The format of the .qual file is similar to that of the corresponding FASTA sequence file. For each read there should appear a header line identical to that in the FASTA file. This is followed by one or more lines giving the qualities for each base. Quality values should be integers between 0 and 99 (inclusive), and should be separated by spaces. The total number of quality values for each read must match the number of bases for that read in the FASTA file. The quality score should be Phred quality score, which follows the transformation q = -10 log_10(p), where the p is the probability of an error in the base call, and the q is the quality score of that base. You may also specify a const quality score via the command -d to assign that values to all the bases from the FASTA files that has not assigned a corresponding quality files. By default, this value is assigned 23, which indecates a mean sequencing error about 0.005.
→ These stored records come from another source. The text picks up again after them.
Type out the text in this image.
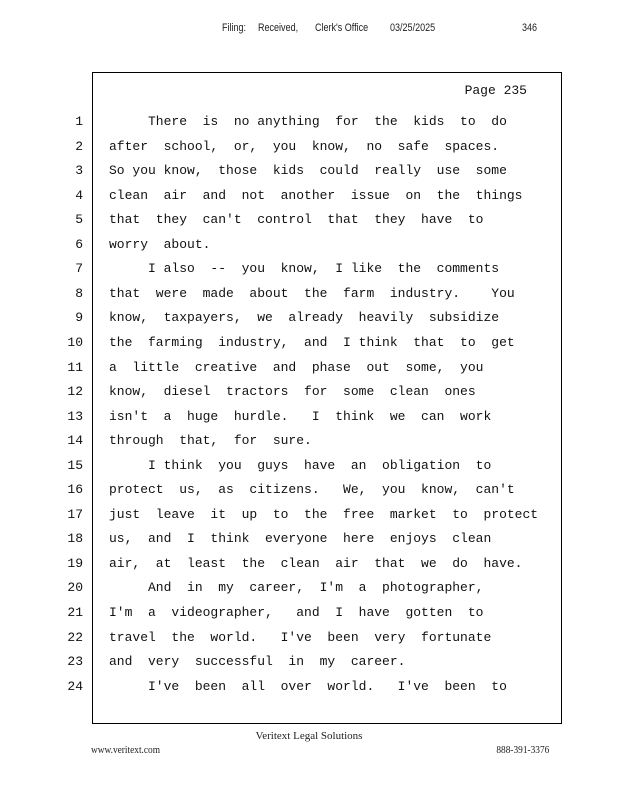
Filing: Received, Clerk's Office 03/25/2025	346
Page 235
1 There  is  no anything  for  the  kids  to  do
2 after  school,  or,  you  know,  no  safe  spaces.
3 So you know,  those  kids  could  really  use  some
4 clean  air  and  not  another  issue  on  the  things
5 that  they  can't  control  that  they  have  to
6 worry  about.
7 I also  --  you  know,  I like  the  comments
8 that  were  made  about  the  farm  industry.    You
9 know,  taxpayers,  we  already  heavily  subsidize
10 the  farming  industry,  and  I think  that  to  get
11 a  little  creative  and  phase  out  some,  you
12 know,  diesel  tractors  for  some  clean  ones
13 isn't  a  huge  hurdle.   I  think  we  can  work
14 through  that,  for  sure.
15 I think  you  guys  have  an  obligation  to
16 protect  us,  as  citizens.   We,  you  know,  can't
17 just  leave  it  up  to  the  free  market  to  protect
18 us,  and  I  think  everyone  here  enjoys  clean
19 air,  at  least  the  clean  air  that  we  do  have.
20 And  in  my  career,  I'm  a  photographer,
21 I'm  a  videographer,   and  I  have  gotten  to
22 travel  the  world.   I've  been  very  fortunate
23 and  very  successful  in  my  career.
24 I've  been  all  over  world.   I've  been  to
Veritext Legal Solutions
www.veritext.com	888-391-3376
Mate pair information should be included in the file with the name consist of the name of the FASTA file, with ".mate" appended. Mate pair files are specified with the option -m. Again, multiple mate files can be separated comma. Mate pair files should consist of lines of mate pair information. Each line consists of four strings. First two are ids of reads, and last two of which are distribution parameters (should be integers) (the mean value and the standard variation) of the mate pair length or insert length. The id of each read should be the first string following the ">" and ends at the first blank space in the header line of the read in the FASTA files. Although we strongly commend you to provide the mate pair files to MAP so that MAP can give full play of its merits, it is also okey to run MAP without mate pair information. Thus, missing mate pair files of partial or all the sequence files is permited for MAP.
There are four output files MAP generates. The output prefix can be specified via the option -o (By default, MAP will specify the output prefix "assembly" ). The first output file with the suffix ".contigs" gives the contig consensus sequences in FASTA format. The second output file with the suffix ".contiginfo" gives the read maps of each contig. Each contig begins with the header identical with the ".contigs" file, and is followed by several lines with each line presenting the map infomation (id, strand, the starting position, the ending position) of one read in that contig. The third output file with the suffix ".singlets" gives the reads that are not assembled in contigs. The last file with the suffix ".stat" gives some statistics of the final assembly.